Sunday 6 January 2013

Islamophobia ctd.

Erika Menendez says she hates "Hindus and Muslims", which means she hates brown-skinned people who look as if they might be Indian or Pakistani and might even be Muslim or Hindu (or Christian). This strange combination of racial and religious prejudice seems especially to afflict Christians of European origin and particularly Protestants. I think this must be because for centuries Christian Europe was ethnically and religiously remarkably uniform, so that anybody dark-skinned was probably a 'Saracen' or 'Turk' or 'Blackamoor'. When the Crusaders captured Jerusalem they slaughtered Christians and Jews as well as Muslims; to them all looked the same. Later on they met 'Indians' - in the Americas as well as in South Asia. After the Reformation, Protestants from Northern Europe assumed that darker skinned Europeans and their mixed-race offspring were 'Hispanics' with their dreaded 'Popish' religion. Anyway the old habits die hard, especially in America, where religion is still so influential. Ironically Erika Menendez, with a Germanic first name and a Hispanic surname may herself be subject to religio-racial prejudice. PS My blog 'Israel Again' has at latest count received 27 visits, more than all the others put together. There is a vigilant[e] community out there. I bet if I use the title 'Arabs again' I shan't get half as many hits. I'll try it next time.

Saturday 5 January 2013

Islamophobia

I have just read The Islamophobia Industry by Nathan Lean. With a mass of evidence he shows how a small group of bloggers, notably Pamela Geller, whose blog is significantly called 'Atlas Shrugged', after the novel by the prophetess of egoism, Ayn Rand, have promoted hatred of Muslims with an intensity worthy of medieval crusaders. She and others make great use of books and websites by pseudo-experts such as Robert Spencer.
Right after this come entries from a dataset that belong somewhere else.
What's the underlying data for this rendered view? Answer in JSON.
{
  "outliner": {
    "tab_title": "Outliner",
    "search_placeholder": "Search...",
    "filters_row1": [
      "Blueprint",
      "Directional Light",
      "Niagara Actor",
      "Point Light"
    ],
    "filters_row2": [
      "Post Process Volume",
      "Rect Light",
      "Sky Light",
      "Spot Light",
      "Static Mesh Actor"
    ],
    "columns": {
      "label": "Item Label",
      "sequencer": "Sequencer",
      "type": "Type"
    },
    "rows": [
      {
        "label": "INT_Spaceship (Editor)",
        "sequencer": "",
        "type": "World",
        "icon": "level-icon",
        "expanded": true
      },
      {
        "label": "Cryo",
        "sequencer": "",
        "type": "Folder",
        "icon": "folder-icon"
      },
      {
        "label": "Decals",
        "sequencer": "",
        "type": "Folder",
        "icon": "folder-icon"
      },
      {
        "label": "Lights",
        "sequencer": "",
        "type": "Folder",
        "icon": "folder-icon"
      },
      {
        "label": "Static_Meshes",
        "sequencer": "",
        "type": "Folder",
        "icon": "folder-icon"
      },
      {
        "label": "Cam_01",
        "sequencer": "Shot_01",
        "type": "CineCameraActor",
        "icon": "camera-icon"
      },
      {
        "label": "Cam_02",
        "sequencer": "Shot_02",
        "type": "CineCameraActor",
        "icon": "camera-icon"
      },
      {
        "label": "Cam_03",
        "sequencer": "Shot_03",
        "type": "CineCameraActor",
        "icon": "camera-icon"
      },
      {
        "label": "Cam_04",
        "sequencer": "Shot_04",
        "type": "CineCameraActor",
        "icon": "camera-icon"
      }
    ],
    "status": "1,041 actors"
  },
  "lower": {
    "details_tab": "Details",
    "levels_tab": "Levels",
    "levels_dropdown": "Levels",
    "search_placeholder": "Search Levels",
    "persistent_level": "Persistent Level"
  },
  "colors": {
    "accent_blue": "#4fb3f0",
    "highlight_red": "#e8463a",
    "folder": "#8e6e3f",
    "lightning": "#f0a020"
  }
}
Opinion polls show that they have succeeded; fear of Islam has increased steadily after having started at a relatively low level during the months after the destruction of the Twin Towers. An example of the ghastly result came on 27th December, when a woman called Erika Menendez pushed a perfect stranger under an underground train in New York. She said 'I pushed a Muslim... [on to] the train tracks because I hate Hindus and Muslims. Ever since 2001 when they put down the Twin Towers I've been beating them up.' In fact her victim, Sunando Sen, appears to have been a Hindu, but his only offence was to look Indian. I have more to say on the confusion between religion and race, but that will have to wait till tomorrow.

Friday 4 January 2013

Anti-Santa

Oh dear! I am not good at keeping this blog going. I have been thinking about a recent incident in which a 'Santa' lost his job; his offence, telling the truth to a child. A mother ushered her three children into his grotty grotto. After talking to all three he asked the two younger ones to leave him alone with the ten-year-old brother, then told him the truth about Father Christmas. The little boy passed on this news to his little sisters, whereon the mother had hysterics, called the management and succeeded in getting the poor man sacked. I wonder why there is this huge conspiracy to lie to children. It is not as if it were an ancient tradition. The whole business has been cooked up in the last hundred years. Christmas used to be the festival of the mother and babe, but it has been taken over by this male symbol of material abundance - an annual boost for the industrial economy. I think we should hand the 25th back to the Christians and celebrate Yule on the day of the solstice - without that old rogue in red.